Dead Fuel Moisture and Dry Times

The past month in Pennsylvania has been a historically dry spell, and with that, we would like to take the time to discuss something called dead fuel moisture content.

First and foremost, what really plays a part in the fire danger ratings as well as fuel moisture is relative humidity. Now, if you’ve been here a while you probably know what that is, but just in case let’s review. Relative humidity (commonly referred to as RH) is “the ratio of the amount of moisture in the air to the amount of moisture necessary to saturate the air at the same temperature and pressure.” It is expressed as a percent. The RH measurements that go into our daily fire danger reports are generated from various remote automated weather stations (RAWS) across the state.

Dead fuels and the air are always exchanging moisture - when the RH is low moisture is removed from the fuels, and when the RH is high moisture is gained by the fuels. See where we’re going with this? When that humidity drops, fire behavior increases because the fuels become drier – at different rates.

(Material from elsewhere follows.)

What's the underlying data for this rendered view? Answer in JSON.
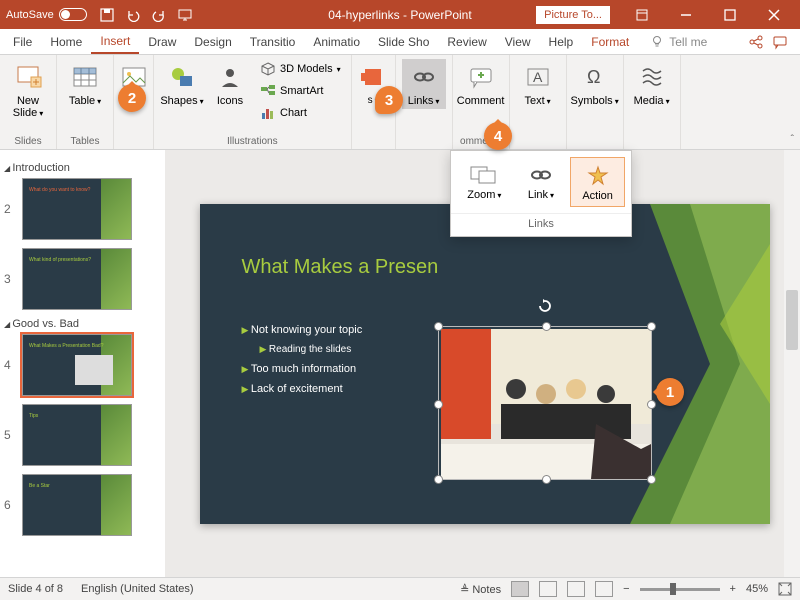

Fuel moisture is measured for live herbaceous, woody, and dry (dead) fuels. Their moisture is a calculated value that represents an approximate moisture content. The live fuel moisture varies through the growing seasons and between different climate classes, we look at the different fuel models for the areas as well (did you know there are 20 different fuel models?).

Dead fuel moisture, however, is “the moisture content of dead organic fuels, expressed as a percentage of the oven-dry weight of the sample.” This moisture is controlled solely by exposure to environmental conditions. This is absolutely critical in determining fire potential. So, dead fuel moistures are classified by time lag – which is “the time necessary for a fuel particle of a particular size to reach 63% of equilibrium between its initial moisture content and its current environment.”

Within the National Fire Danger Rating System (NFDRS) there are four different time lag classes:

• 1 Hour (Fine Flashy Fuels) – This is typically grass, leaves, mulch, and litter as well as anything ¼” in diameter or less. These fuels respond very quickly to weather changes. “Moisture in these fuels varies greatly throughout the calendar day and is principally responsible for diurnal changes in fire danger.” Moisture for the fine flashy fuels is computed from observation, time, temperature, humidity, and cloudiness.

• 10 Hour – This consists of round wood 1/4” to 1” diameter, and the litter layer that extends 3”-4” below the surface. The moisture in this class is measured from observation, time, temperature, humidity, and cloudiness.

• 100 Hour – 1” to 3” diameter dead fuels. “Moisture in these fuels is computed from 24-hour average boundary condition composed of day length, hours of rain, and daily temperature and humidity ranges.”

• 1000 Hour – 3” to 6” diameter dead fuels. “Moisture in these fuels is computed from a 7-day average boundary condition composed of day length, hours of rain, and daily temperature and humidity ranges.”

Our main concern through this dry spell is those 100- and 1000-hour fuels – they have been abnormally dry for this time of year coupled with the low RH and higher temps. A fire started right now could easily get into these larger fuels and result in a wildfire that is much more difficult to fully suppress. When we do see drought conditions, it's usually later in the summer but we also experience higher RHs which keep the fine fuels from spreading wildfire rapidly.

Oddly enough, as we were working on this entry a Fuels and Fire Behavior Advisory came through in an email – while it is initially for Northeastern Minnesota, Northern Wisconsin, and Michigan, our area is experiencing similar conditions (which it’s entirely possible that we may see an advisory of our own at some point because of this).

So, let’s share the concerns to firefighters and the public that were highlighted in this advisory:

• Entire surface area, including leaves and grasses (which appear vibrant green), is available to burn.
• The effect of rainfall is short-lived. Resources must be aware of the long-term impact of drought and expect a rapid increase in the potential for fire behavior immediately after any rain event.
• Expect increasing ignitions from lightning in forest fuels. Human-caused ignitions from fireworks and equipment are likely as grass fuels typically to human habitation are cured and receptive.
• Intensive monitoring and mop-up will be necessary to secure the fire line in lowland grasses where deep fires burn in layers of forest fuels and organic soils. Fires that smolder may cross non-mineral soil breaks and reignite on the other side.
• Water from the air (aircraft or rainfall) will do little other than slow the forward spread of fires.
• Existing build-up, hot and dry conditions, and an extended amount of summer remaining will bring a very high to extreme risk of large catastrophic fires to the advisory area.
• Extreme fire behavior, common under record-setting conditions, will occur where fires, fuels, and weather elements (namely wind) align to create the worst conditions.